Charanjit Singh – a Indian musician and performer, best known for his pioneering electronic album Synthesizing: Ten Ragas To A Disco Beat – died yesterday. He was 74.
Singh performed extensively as a soundtrack session musician, on guitar, violin and synthesizer. He was also active as a solo artist and released several albums of covers of popular songs and film soundtracks.
He was best known in the West, though, for his 1982 album Synthesizing: Ten Ragas To A Disco Beat.
The album is one of the first recordings to make heavy use of the Roland TB-303 & Roland TR-808 combination. Singh’s early use of the 303 + 808 combination has led some to call him the ‘inventor of acid house’.
The only thing that Singh’s Synthesizing has in common with acid house, though, is instrumentation. The key element of acid house – a squelchy 303 bass sound that is tweaked constantly throughout the track – is completely absent on Synthesizing. And, where acid house explores a minimal, mechanical aesthetic, the focus of Ten Ragas To A Disco Beat is on Singh’s melodic keyboard solos.
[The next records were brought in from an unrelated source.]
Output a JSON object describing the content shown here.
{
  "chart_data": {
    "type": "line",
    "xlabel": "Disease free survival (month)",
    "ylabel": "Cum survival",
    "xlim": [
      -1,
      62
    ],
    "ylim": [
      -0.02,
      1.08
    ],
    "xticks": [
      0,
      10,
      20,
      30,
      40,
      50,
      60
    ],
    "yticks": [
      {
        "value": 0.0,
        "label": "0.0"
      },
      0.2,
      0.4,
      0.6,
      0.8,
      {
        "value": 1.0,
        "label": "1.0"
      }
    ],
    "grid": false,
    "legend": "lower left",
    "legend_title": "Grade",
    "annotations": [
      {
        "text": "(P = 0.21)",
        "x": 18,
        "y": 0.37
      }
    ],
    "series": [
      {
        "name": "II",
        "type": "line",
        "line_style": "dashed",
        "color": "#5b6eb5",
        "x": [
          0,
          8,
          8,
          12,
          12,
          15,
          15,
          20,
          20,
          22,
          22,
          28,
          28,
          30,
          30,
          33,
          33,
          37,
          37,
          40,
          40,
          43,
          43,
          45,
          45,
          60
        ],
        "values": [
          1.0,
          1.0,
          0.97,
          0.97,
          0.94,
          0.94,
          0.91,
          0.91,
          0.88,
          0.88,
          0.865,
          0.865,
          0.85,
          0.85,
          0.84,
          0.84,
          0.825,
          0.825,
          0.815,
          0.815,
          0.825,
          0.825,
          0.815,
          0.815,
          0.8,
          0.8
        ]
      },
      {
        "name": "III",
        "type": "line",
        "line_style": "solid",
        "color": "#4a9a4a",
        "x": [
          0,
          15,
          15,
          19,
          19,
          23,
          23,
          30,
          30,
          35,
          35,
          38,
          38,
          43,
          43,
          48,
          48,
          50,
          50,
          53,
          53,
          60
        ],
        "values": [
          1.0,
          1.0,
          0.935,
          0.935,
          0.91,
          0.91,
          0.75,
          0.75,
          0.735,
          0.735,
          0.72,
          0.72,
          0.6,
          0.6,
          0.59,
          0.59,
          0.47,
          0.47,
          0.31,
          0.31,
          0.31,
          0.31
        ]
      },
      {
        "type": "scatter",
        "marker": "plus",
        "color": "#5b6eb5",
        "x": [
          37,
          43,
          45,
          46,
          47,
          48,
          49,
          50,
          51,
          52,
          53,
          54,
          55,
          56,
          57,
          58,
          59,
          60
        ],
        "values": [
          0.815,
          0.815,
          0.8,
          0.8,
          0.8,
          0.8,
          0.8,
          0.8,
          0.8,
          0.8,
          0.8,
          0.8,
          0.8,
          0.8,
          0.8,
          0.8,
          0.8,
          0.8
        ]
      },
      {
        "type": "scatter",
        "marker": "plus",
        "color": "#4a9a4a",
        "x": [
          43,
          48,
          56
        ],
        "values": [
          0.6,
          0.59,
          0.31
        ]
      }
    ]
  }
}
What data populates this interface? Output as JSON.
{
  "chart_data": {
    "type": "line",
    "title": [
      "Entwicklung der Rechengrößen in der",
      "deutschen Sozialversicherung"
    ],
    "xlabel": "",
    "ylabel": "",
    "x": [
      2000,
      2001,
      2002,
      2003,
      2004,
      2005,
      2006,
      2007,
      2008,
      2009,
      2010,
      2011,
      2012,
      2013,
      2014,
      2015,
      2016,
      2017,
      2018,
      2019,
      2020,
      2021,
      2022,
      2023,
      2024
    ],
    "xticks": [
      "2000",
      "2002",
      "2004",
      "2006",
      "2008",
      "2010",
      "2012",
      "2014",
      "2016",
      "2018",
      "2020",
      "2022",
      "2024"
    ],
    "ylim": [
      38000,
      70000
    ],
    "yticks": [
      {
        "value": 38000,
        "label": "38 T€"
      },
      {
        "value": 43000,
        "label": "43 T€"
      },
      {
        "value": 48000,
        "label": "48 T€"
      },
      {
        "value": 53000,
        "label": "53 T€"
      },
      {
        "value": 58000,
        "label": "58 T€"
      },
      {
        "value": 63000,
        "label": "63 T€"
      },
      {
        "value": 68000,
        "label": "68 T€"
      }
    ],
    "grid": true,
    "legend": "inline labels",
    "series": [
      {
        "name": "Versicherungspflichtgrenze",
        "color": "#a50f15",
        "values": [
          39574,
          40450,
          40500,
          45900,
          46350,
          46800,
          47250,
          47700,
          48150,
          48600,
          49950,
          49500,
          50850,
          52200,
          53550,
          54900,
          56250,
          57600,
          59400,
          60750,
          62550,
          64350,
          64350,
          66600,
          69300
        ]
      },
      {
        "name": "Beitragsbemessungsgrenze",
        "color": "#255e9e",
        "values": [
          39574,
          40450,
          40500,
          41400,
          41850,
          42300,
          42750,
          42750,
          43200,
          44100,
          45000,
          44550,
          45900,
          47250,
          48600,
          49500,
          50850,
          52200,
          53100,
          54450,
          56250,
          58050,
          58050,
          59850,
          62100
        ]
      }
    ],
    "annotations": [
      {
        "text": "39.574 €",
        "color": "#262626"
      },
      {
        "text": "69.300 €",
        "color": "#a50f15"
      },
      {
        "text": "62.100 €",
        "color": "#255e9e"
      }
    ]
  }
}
What makes Synthesizing: Ten Ragas To A Disco Beat notable is that it’s not acid house. Singh took the now-classic 303/808 combination and came up with something completely different. He may have used the same instruments that were later used by the Chicago acid house pioneers, but he brought a different set of skills and a different musical culture, and came up with something unique, as a result.
Synthesizing, like the 303 and 808, had limited appeal when it was initially released. It was rediscovered 20 years after its release, though, and became a cult favorite among electronic music fans. It was reissued in 2010, and Singh toured, in the last few years of his life, performing his classic work.